Pharmac breast cancer cost-saving proposal welcome but ignores patients facing “dead-end” - News & Updates • Breast Cancer Foundation NZ

Pharmac breast cancer cost-saving proposal welcome but ignores patients facing “dead-end”

Breast Cancer Foundation NZ is urging Pharmac to widen access to an already-funded treatment for Kiwi women with advanced breast cancer, as the drug-buying agency today opens consultation on a drug switch proposal.

Pharmac is considering replacing Herceptin (the brand name for the drug trastuzumab) with another company’s version called Herzuma, now that Herceptin’s patent has expired. Breast Cancer Foundation NZ welcomes this move as a cost-saving measure that is safe and effective, but the charity is disappointed Pharmac’s clinical advisors have recommended against providing it to certain patients who have run out of options.

Trastuzumab is a targeted therapy used to treat the HER2-positive subtype of breast cancer. It’s currently funded in New Zealand for both early and advanced breast cancer (ABC) – where cancer has spread beyond the breast and become incurable.

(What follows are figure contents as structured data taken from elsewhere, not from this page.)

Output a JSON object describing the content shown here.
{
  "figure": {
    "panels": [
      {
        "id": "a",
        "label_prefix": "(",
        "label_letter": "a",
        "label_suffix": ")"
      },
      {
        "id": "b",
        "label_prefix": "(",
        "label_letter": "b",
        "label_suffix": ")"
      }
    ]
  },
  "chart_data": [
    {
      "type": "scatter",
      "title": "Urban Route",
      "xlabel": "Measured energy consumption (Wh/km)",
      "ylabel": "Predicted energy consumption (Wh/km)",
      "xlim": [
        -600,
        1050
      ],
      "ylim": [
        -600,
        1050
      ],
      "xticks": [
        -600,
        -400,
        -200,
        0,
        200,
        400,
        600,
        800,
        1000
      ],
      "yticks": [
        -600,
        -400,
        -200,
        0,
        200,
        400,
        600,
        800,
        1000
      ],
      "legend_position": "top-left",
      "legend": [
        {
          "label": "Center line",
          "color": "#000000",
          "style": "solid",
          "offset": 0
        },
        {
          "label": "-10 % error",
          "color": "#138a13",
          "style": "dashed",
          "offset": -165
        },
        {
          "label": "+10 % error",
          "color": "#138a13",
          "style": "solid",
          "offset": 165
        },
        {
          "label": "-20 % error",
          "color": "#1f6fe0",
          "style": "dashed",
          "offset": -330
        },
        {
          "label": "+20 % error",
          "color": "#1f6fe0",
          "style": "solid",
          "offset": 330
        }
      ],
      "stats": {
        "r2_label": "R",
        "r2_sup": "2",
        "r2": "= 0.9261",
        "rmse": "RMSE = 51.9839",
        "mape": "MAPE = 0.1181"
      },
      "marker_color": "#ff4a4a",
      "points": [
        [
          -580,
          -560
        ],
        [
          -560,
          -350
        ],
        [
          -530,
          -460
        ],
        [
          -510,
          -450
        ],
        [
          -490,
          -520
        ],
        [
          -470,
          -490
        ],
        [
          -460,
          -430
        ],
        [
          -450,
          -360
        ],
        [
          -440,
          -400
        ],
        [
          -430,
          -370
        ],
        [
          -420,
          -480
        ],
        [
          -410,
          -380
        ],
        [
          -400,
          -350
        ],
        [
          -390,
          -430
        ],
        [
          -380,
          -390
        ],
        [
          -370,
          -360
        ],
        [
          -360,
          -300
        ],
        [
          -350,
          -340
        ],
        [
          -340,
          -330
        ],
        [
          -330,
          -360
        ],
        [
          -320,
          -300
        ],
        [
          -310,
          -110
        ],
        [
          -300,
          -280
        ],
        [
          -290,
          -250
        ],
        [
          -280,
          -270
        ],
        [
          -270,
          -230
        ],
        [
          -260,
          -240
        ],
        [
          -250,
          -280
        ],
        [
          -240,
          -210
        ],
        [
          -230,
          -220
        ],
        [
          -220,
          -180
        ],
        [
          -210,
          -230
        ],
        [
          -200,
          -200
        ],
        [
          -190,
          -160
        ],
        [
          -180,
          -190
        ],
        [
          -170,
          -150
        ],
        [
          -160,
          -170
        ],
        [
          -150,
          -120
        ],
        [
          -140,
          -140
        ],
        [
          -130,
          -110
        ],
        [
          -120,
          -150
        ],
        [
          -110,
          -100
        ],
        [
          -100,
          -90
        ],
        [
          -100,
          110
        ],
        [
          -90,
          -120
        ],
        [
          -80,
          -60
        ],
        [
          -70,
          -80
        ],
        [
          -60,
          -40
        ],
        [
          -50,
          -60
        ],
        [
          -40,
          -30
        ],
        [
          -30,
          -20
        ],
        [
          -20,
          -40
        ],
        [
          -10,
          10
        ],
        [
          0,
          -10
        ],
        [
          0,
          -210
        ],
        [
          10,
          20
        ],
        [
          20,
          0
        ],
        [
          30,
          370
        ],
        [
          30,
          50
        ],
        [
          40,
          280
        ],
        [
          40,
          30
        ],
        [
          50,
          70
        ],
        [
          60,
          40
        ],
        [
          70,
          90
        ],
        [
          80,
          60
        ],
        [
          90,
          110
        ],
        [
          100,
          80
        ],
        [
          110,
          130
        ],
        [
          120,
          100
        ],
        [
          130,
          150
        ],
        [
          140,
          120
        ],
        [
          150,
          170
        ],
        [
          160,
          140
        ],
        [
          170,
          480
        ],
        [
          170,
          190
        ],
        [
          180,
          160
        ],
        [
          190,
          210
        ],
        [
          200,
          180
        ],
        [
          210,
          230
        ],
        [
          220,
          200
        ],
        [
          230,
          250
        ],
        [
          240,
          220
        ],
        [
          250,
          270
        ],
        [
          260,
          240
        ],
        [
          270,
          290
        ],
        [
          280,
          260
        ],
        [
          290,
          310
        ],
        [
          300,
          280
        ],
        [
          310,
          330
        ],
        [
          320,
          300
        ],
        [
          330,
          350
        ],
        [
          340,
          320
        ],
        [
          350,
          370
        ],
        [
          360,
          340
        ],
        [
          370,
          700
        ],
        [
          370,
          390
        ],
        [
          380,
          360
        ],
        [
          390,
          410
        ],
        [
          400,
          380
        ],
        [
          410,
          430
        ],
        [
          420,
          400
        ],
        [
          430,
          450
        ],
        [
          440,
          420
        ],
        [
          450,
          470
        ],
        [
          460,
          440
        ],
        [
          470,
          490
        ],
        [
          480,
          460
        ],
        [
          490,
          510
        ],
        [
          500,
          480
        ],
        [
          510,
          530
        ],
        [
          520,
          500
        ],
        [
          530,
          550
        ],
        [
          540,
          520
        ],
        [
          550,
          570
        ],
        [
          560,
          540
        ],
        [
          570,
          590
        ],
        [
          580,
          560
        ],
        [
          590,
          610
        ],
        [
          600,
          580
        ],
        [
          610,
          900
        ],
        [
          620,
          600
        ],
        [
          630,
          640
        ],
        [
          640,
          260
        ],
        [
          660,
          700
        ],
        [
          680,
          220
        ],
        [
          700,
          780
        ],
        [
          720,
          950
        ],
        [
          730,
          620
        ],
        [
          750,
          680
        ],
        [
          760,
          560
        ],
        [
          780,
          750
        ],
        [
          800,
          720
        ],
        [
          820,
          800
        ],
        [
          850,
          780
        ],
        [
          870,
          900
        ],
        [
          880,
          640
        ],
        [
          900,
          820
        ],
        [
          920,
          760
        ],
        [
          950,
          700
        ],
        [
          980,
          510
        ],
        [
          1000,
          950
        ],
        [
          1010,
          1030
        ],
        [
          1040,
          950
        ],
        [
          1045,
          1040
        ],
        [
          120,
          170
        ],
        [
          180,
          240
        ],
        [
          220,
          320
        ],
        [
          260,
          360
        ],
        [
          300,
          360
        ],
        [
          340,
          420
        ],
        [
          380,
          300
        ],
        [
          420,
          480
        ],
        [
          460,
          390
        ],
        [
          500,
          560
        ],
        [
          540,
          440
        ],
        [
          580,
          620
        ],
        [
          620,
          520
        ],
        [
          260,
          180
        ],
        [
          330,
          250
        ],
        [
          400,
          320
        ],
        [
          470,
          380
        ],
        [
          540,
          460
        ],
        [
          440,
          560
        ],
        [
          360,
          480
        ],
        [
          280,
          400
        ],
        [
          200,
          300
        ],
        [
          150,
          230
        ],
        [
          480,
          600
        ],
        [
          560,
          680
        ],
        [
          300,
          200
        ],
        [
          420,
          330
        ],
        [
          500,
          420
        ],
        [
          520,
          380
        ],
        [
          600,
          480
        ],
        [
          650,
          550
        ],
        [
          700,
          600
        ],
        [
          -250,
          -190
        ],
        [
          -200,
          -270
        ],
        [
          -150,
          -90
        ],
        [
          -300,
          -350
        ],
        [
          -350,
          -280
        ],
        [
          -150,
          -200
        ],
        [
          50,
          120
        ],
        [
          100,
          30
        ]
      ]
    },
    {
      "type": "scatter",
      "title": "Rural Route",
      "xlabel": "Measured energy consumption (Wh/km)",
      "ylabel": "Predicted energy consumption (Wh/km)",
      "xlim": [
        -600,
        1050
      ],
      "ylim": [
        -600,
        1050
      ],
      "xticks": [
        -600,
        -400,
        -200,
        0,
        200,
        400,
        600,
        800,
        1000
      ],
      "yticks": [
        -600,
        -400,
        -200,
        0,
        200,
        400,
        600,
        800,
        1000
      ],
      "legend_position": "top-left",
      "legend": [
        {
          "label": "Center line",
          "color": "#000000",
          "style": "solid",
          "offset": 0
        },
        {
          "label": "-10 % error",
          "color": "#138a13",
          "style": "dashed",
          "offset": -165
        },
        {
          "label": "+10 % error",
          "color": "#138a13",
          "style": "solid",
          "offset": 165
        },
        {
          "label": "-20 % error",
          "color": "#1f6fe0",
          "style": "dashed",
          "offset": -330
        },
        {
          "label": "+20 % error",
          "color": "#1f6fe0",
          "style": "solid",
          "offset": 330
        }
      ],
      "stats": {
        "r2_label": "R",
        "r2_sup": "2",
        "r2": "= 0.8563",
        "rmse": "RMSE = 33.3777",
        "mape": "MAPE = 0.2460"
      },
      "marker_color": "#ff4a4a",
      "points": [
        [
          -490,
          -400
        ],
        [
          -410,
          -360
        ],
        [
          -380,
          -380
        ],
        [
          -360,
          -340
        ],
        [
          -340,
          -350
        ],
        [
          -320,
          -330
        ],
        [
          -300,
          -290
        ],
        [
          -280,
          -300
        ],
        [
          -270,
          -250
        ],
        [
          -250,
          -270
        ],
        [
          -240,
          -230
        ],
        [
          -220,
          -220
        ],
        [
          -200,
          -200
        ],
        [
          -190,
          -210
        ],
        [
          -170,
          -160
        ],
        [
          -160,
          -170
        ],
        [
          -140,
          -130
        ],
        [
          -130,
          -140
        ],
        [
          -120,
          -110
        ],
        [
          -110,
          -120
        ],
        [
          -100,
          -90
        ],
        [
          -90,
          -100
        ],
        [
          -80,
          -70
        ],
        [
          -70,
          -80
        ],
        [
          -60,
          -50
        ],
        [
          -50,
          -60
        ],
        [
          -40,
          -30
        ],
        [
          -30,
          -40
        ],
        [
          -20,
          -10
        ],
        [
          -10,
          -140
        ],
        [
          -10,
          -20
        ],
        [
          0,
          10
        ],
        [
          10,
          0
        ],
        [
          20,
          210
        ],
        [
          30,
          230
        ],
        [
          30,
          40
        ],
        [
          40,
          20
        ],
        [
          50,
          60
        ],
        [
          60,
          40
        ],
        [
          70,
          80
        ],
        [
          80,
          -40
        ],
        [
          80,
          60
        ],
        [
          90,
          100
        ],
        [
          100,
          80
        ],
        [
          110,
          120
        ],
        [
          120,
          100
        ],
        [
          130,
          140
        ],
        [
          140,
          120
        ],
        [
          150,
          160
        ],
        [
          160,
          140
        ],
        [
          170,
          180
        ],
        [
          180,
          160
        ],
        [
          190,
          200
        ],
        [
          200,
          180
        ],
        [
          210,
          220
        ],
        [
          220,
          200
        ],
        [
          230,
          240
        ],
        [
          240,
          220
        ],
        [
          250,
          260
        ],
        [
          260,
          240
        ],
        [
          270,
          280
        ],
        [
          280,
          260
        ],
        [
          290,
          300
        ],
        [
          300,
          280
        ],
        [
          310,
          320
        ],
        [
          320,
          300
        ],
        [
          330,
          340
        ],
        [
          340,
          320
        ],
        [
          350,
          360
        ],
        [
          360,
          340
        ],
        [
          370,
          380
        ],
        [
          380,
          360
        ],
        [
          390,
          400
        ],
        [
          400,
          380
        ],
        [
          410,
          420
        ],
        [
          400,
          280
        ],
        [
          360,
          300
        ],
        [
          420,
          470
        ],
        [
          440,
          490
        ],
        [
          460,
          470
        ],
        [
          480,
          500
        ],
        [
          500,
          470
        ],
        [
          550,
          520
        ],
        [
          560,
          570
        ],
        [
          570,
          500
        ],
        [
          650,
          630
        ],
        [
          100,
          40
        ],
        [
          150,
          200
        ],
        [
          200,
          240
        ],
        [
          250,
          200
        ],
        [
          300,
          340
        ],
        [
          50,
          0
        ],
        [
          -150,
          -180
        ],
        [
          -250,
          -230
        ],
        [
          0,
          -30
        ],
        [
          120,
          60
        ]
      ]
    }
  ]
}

But if an ABC patient’s cancer grows or spreads while on trastruzumab, it’s no longer funded for them, which goes against international best practice.

Adele Gautier, the Foundation’s research and strategic programmes manager, says this decision could hurt hundreds of Kiwi women who need this drug: “Overseas, it’s common practice for ABC patients to reuse a previous treatment after their cancer worsens. In New Zealand, we already allow this with cheaper treatments like chemotherapy and hormone therapies, so we should be able to with trastuzumab too. Our breast cancer specialists want this, and research shows it works – just last week, a study published in the Nature journal showed trastuzumab prolonged the life of patients for years after their condition worsened.

“Kiwis with ABC have lower survival rates and fewer treatment options than patients in other countries, so we should be doing all that we can to change this. Refusing to allow more flexible prescribing of proven treatments for patients with no other option points to inadequate funding which means Kiwis can’t get the drugs we already have, let alone the latest medicines. We are urging Pharmac to reconsider this restriction and we encourage affected Kiwis to have their say too.”

In 2019, the world’s leading authority on ABC, the Portuguese oncologist Dr Fatima Cardoso, criticised Pharmac’s restriction on Herceptin, saying: “There is a dead-end for patients who need anti-HER2 therapy….And this is the reason for such an appalling survival for HER-positive advanced breast cancer patients in New Zealand.”

Last October, a group of New Zealand breast cancer specialists recommended this use of Herceptin when it ratified the 2nd New Zealand Consensus Guidelines for Advanced Breast Cancer (ABC-NZ2) – a framework setting out best practice treatment of ABC in Aotearoa.

According to Pharmac, around 300 Kiwi women are currently receiving trastuzumab for advanced HER2-positive breast cancer. This subtype is more aggressive and has poorer outcomes – the median survival is 18 months compared to 27 months for the most common sub-type.

Breast Cancer Foundation NZ continues to call for reform to Pharmac’s outdated funding model to keep pace with the demands of modern medicine and improving standards of care.